Andrew "Jr. Boy" Jones
I Need Time
JSP 278
I wouldn't call Dallas guitarist Jones a "singer," but his voice is great. "You just a DOGGONE DOG," he proclaims, with a bit of Rufus Thomas' comic charisma, on the funny "You're a Dog." And, as if to remind us not to take him (or the blues) too seriously, Jones laughs his way through "Big Leg, Heavy Bottom."

Technically speaking, Jones' first solo album -- he has backed Freddie King, Katie Webster and Charlie Musselwhite, among others -- isn't particularly dazzling or ground-breaking. His ideas have all been done before. "These Bills," a complaint about not having enough money, would sound bland and clichéd if Jones weren't trying so hard (and succeeding) to be your friend.

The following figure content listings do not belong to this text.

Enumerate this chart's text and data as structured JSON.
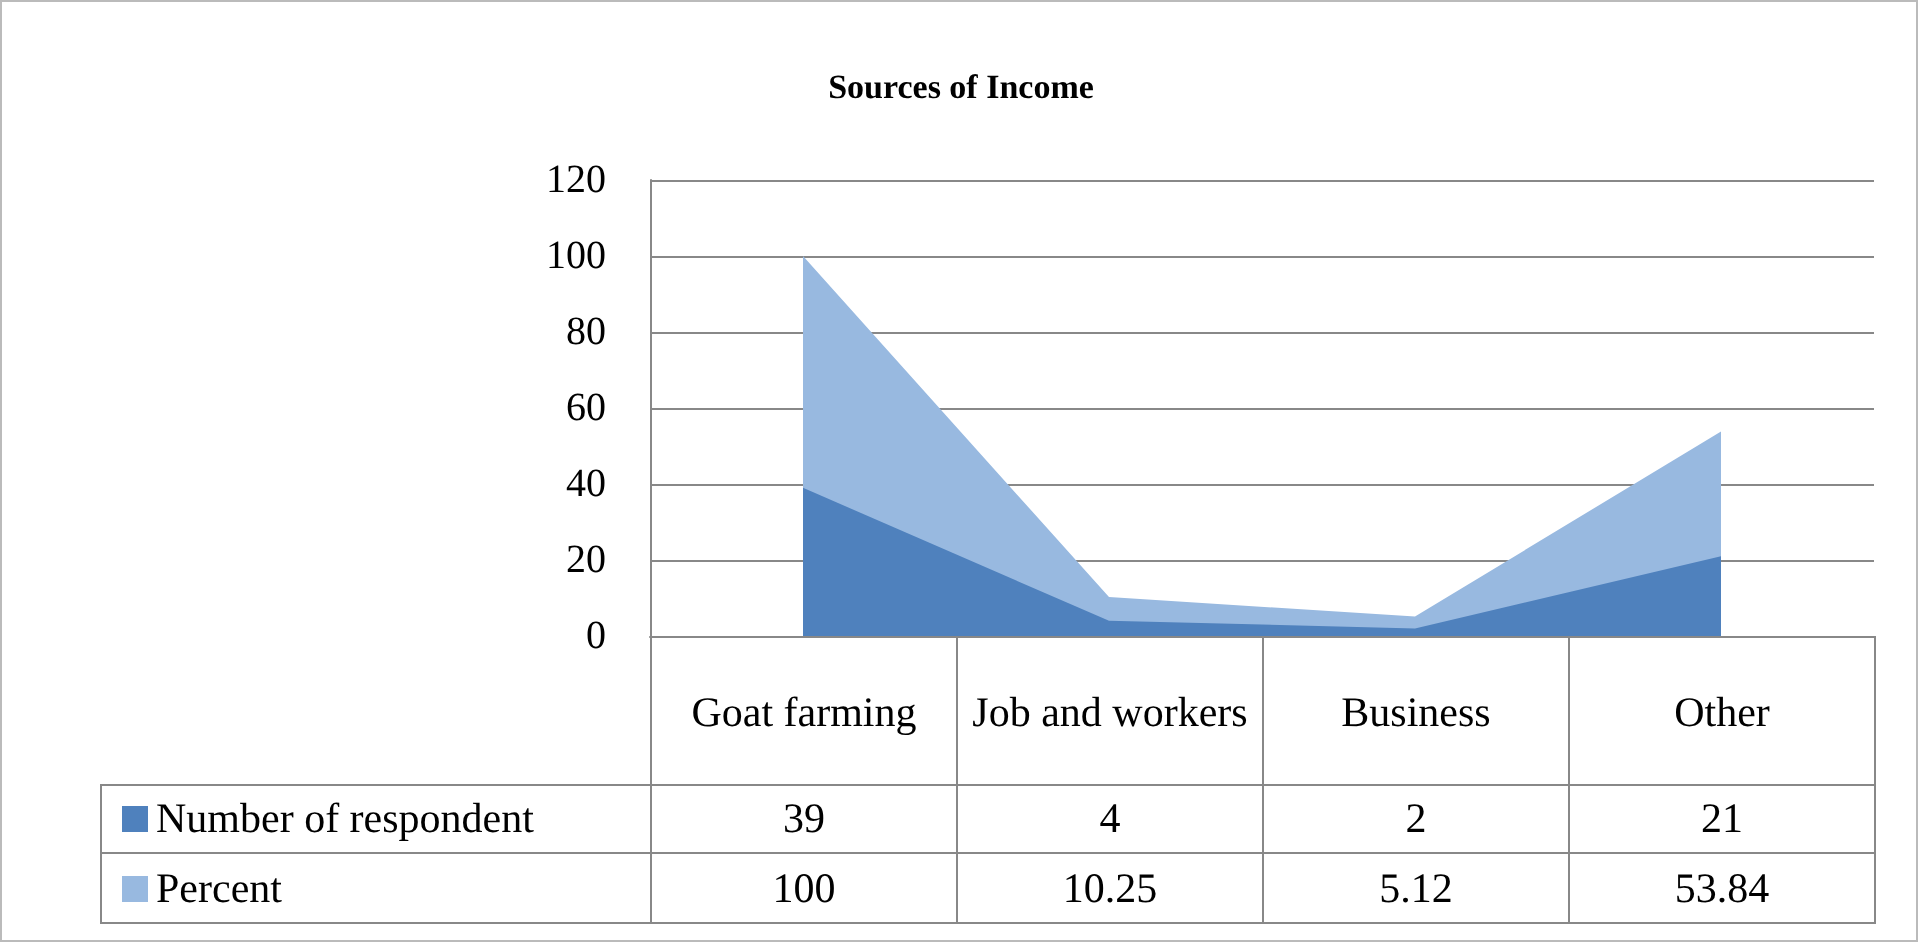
{
  "chart_data": {
    "type": "area",
    "title": "Sources of Income",
    "categories": [
      "Goat farming",
      "Job and workers",
      "Business",
      "Other"
    ],
    "series": [
      {
        "name": "Number of respondent",
        "color": "#4f81bd",
        "values": [
          39,
          4,
          2,
          21
        ]
      },
      {
        "name": "Percent",
        "color": "#98b9e0",
        "values": [
          100,
          10.25,
          5.12,
          53.84
        ]
      }
    ],
    "ylim": [
      0,
      120
    ],
    "yticks": [
      0,
      20,
      40,
      60,
      80,
      100,
      120
    ],
    "grid": "y",
    "data_labels": true,
    "legend": "bottom"
  }
}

He's a competent, and occasionally great guitarist, plucking high-pitch notes on the finale, "Tribute to Freddie," with slow soul worthy of the subject matter. But the guitar playing isn't what makes the song so entertaining. Above the riffs, Jones talks about backing King, "a huge figure," and describing his mentor grinning, rocking from side to side and "playing with no mercy."

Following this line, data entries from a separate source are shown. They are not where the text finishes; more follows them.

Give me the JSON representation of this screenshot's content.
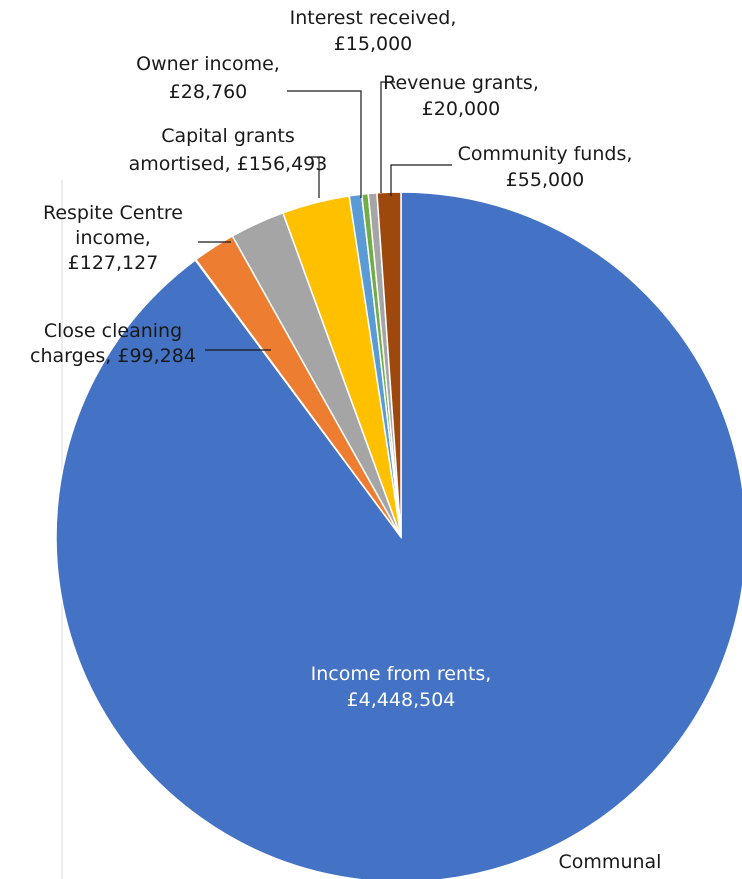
{
  "chart_data": {
    "type": "pie",
    "start_angle_deg": 0,
    "direction": "clockwise",
    "slices": [
      {
        "label": "Income from rents",
        "value_text": "£4,448,504",
        "value": 4448504,
        "color": "#4472c4"
      },
      {
        "label": "Communal",
        "value_text": "",
        "value": 1800,
        "color": "#264478"
      },
      {
        "label": "Close cleaning charges",
        "value_text": "£99,284",
        "value": 99284,
        "color": "#ed7d31"
      },
      {
        "label": "Respite Centre income",
        "value_text": "£127,127",
        "value": 127127,
        "color": "#a5a5a5"
      },
      {
        "label": "Capital grants amortised",
        "value_text": "£156,493",
        "value": 156493,
        "color": "#ffc000"
      },
      {
        "label": "Owner income",
        "value_text": "£28,760",
        "value": 28760,
        "color": "#5b9bd5"
      },
      {
        "label": "Interest received",
        "value_text": "£15,000",
        "value": 15000,
        "color": "#70ad47"
      },
      {
        "label": "Revenue grants",
        "value_text": "£20,000",
        "value": 20000,
        "color": "#a5a5a5"
      },
      {
        "label": "Community funds",
        "value_text": "£55,000",
        "value": 55000,
        "color": "#9e480e"
      }
    ],
    "labels": [
      {
        "slice": 0,
        "lines": [
          "Income from rents,",
          "£4,448,504"
        ],
        "inside": true
      },
      {
        "slice": 1,
        "lines": [
          "Communal"
        ],
        "inside": false
      },
      {
        "slice": 2,
        "lines": [
          "Close cleaning",
          "charges, £99,284"
        ],
        "inside": false
      },
      {
        "slice": 3,
        "lines": [
          "Respite Centre",
          "income,",
          "£127,127"
        ],
        "inside": false
      },
      {
        "slice": 4,
        "lines": [
          "Capital grants",
          "amortised, £156,493"
        ],
        "inside": false
      },
      {
        "slice": 5,
        "lines": [
          "Owner income,",
          "£28,760"
        ],
        "inside": false
      },
      {
        "slice": 6,
        "lines": [
          "Interest received,",
          "£15,000"
        ],
        "inside": false
      },
      {
        "slice": 7,
        "lines": [
          "Revenue grants,",
          "£20,000"
        ],
        "inside": false
      },
      {
        "slice": 8,
        "lines": [
          "Community funds,",
          "£55,000"
        ],
        "inside": false
      }
    ],
    "legend": "none"
  }
}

Jones confesses two important things in the song. He says he never got the chance to tell King how he felt about him, which is why he wrote the song. And he says he heard King play the melody behind "Tribute to Freddie" at least "a million times." Those kinds of revelations are why I Need Time works so well. We've heard these melodies a million times, but they always sound good when the singer has something heartfelt to say.